Я отпил кофе и с грустью подумал, что надежда оставляет меня, что силы покидают мое тело и оно становится невесомым. Я поймал себя на том, что снова подмечаю детали: у Симеона новые электронные часы, он не носит обручального кольца, на шее у него — золотая цепочка с ключиком.

— Как говорится, сынок, — устало произнес я, — вольному воля. Я пытаюсь понять тебя и простить — ты за этим и пришел, не так ли? Если тебе недостает моего прощения, считай... что получил его! Но я хочу тебе только сказать: ты дважды непростительно, по-глупому мне солгал. Когда неловко припрятал дамскую сумочку там, на чердаке, и вот сейчас.
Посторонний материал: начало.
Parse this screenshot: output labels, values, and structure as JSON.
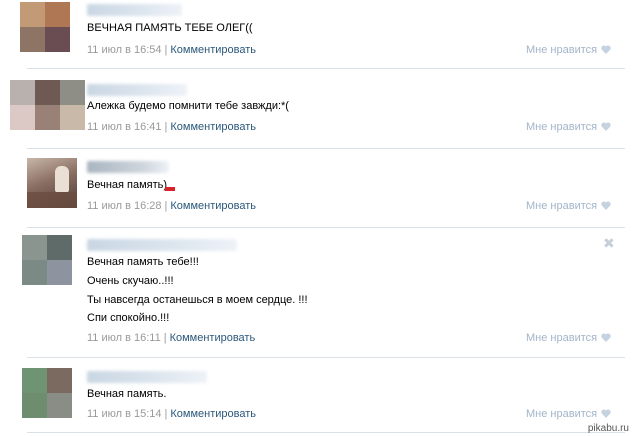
{
  "comments": [
    {
      "text_lines": [
        "ВЕЧНАЯ ПАМЯТЬ ТЕБЕ ОЛЕГ(("
      ],
      "date": "11 июл в 16:54",
      "reply_label": "Комментировать",
      "like_label": "Мне нравится"
    },
    {
      "text_lines": [
        "Алежка будемо помнити тебе завжди:*("
      ],
      "date": "11 июл в 16:41",
      "reply_label": "Комментировать",
      "like_label": "Мне нравится"
    },
    {
      "text_lines": [
        "Вечная память)"
      ],
      "date": "11 июл в 16:28",
      "reply_label": "Комментировать",
      "like_label": "Мне нравится"
    },
    {
      "text_lines": [
        "Вечная память тебе!!!",
        "Очень скучаю..!!!",
        "Ты навсегда останешься в моем сердце. !!!",
        "Спи спокойно.!!!"
      ],
      "date": "11 июл в 16:11",
      "reply_label": "Комментировать",
      "like_label": "Мне нравится",
      "close_glyph": "✖"
    },
    {
      "text_lines": [
        "Вечная память."
      ],
      "date": "11 июл в 15:14",
      "reply_label": "Комментировать",
      "like_label": "Мне нравится"
    }
  ],
  "separator": "|",
  "watermark": "pikabu.ru",
  "colors": {
    "link": "#2b587a",
    "meta": "#999999",
    "like": "#a3b5c9",
    "divider": "#dae1e8"
  },
  "icons": {
    "heart": "heart-icon",
    "close": "close-icon"
  }
}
Вдохнуть в кого-то надежду и после забрать ее, как вещь, данную взаймы, — это действительно жестокость. Прощай!

Он посмотрел на меня ошарашенно, часто заморгал, погасил в пепельнице сигарету и поплелся к двери. Остановился на мгновение, схватился за ручку, словно видел в ней опору, и произнес:

— Пока, папа!

Я не мог возненавидеть этого человека, который с удивительной легкостью разбил жизнь моей дочери и за несколько месяцев превратил меня в старика. Я испытывал не ненависть, а боль, как будто потерял что-то очень важное и бесценное — например, будто потерял навсегда ключ от своего дома. Странно, но я почувствовал непреодолимое, коварное желание поделиться своими думами с подследственным Искреновым!

Я неосознанно открыл записную книжку, перелистал странички, нашел нужный номер и набрал его. Не знаю, зачем это сделал. Длинные гудки меня успокоили и вселили надежду, что я никого не застану. Потом мембрана издала треск, и кто-то взял трубку.
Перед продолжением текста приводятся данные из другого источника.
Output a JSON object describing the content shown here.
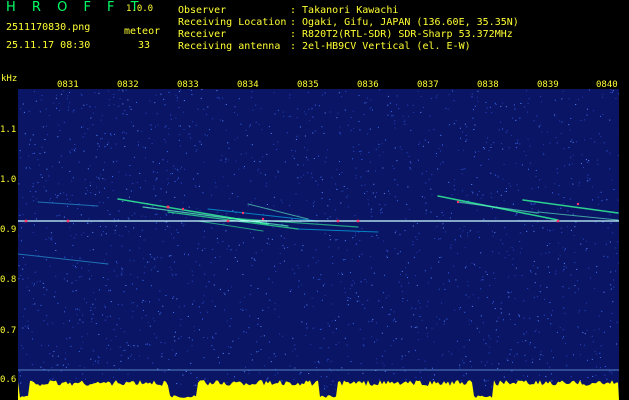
{
  "app": {
    "title": "H R O F F T",
    "version": "1.0.0"
  },
  "file": {
    "name": "2511170830.png",
    "datetime": "25.11.17 08:30"
  },
  "meteor": {
    "label": "meteor",
    "count": "33"
  },
  "info": [
    {
      "key": "Observer",
      "value": ": Takanori Kawachi"
    },
    {
      "key": "Receiving Location",
      "value": ": Ogaki, Gifu, JAPAN (136.60E, 35.35N)"
    },
    {
      "key": "Receiver",
      "value": ": R820T2(RTL-SDR) SDR-Sharp 53.372MHz"
    },
    {
      "key": "Receiving antenna",
      "value": ": 2el-HB9CV Vertical (el. E-W)"
    }
  ],
  "chart_data": {
    "type": "heatmap",
    "ylabel": "kHz",
    "y_ticks": [
      "1.1",
      "1.0",
      "0.9",
      "0.8",
      "0.7",
      "0.6"
    ],
    "x_ticks": [
      "0831",
      "0832",
      "0833",
      "0834",
      "0835",
      "0836",
      "0837",
      "0838",
      "0839",
      "0840"
    ],
    "ylim": [
      0.57,
      1.2
    ],
    "carrier_khz": 0.92,
    "colors": {
      "background": "#0a1566",
      "noise": "#2a4fd0",
      "echo": "#33ff99",
      "peak": "#ff3366",
      "baseband": "#ffff00"
    }
  }
}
— Извините, я бы хотел поговорить с Марианной Искреновой.

— Я слу... слу... слушаю! — просил меня о терпении женский голос, похожий на царапанье кошачьих коготков. Я нажал на рычаг и показался себе вором, который пробрался в чужой дом не для того, чтобы унести что-то ценное, но чтобы осквернить его.

 

14

Я вернулся домой поздно, разбитый и усталый. Еле открыл входную дверь с тремя замками: она не поддавалась и не хотела меня впускать. В прихожей меня встретили запах нафталина и мои стоптанные шлепанцы. Совсем недавно эти шлепанцы, утешавшие меня и напоминавшие двух кошек, ассоциировались в моем сознании с домашним уютом и семейным счастьем, со спокойствием и стабильностью, благодаря чему трехкомнатная квартира становилась моей крепостью.
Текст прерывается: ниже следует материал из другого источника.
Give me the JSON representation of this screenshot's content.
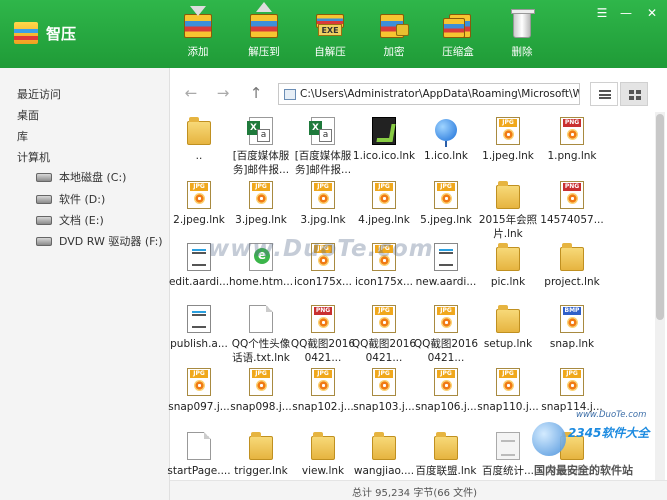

После печального разговора с Симеоном мое доверие к ней пошатнулось. Я задавал себе вопрос: не стесняют ли меня мои привычки, не скрываются ли за порядком, заведенным нами с Марией, посредственность обывателей и старание подменить гармонию человеческих интересов умилительным отношением к домашнему быту? Мне вдруг захотелось взбунтоваться, ворваться в пыльных башмаках в гостиную. Однако привычки — вторая натура человека, и я скрепя сердце разулся...

Как обычно, Мария и Элли ждали меня на кухне. Тихо играл магнитофон, на плите подогревался ужин, стол был накрыт: белая вышитая скатерть, белые (глубокие и мелкие) тарелки, белые, согнутые вчетверо салфетки — этот порядок не только ласкает взор, но и раздражает, а эта образцовая чистота до того идеальна, что иногда хочется ее уничтожить, разрушить... Прежде чем поздороваться, я швырнул мокрый сверток прямо в плетеную хлебницу. Стол словно скорчился и перевесился на одну сторону, на нем обозначилась разруха, я это понял по глазам Марии. Я развернул оберточную бумагу.

— Ой, что сейчас увидят мои глазки? — Элли вытянула шейку, с любопытством заглядывая мне в руки.

— Это осьминог! — гордо произнес я. — Я его купил в рыбном магазине.

— Он похож на студень, облитый чернилами. — Элли брезгливо прикоснулась к студенистой массе.

— Что за бред? — спросила Мария. — Зачем ты купил эту гадость?

— Потому что я никогда ее не ел. Мне осточертела свинина с картошкой, и я хочу осьминога. Как мне объяснили, его сначала варят полчаса в воде с уксусом, после чего запекают в сухарях.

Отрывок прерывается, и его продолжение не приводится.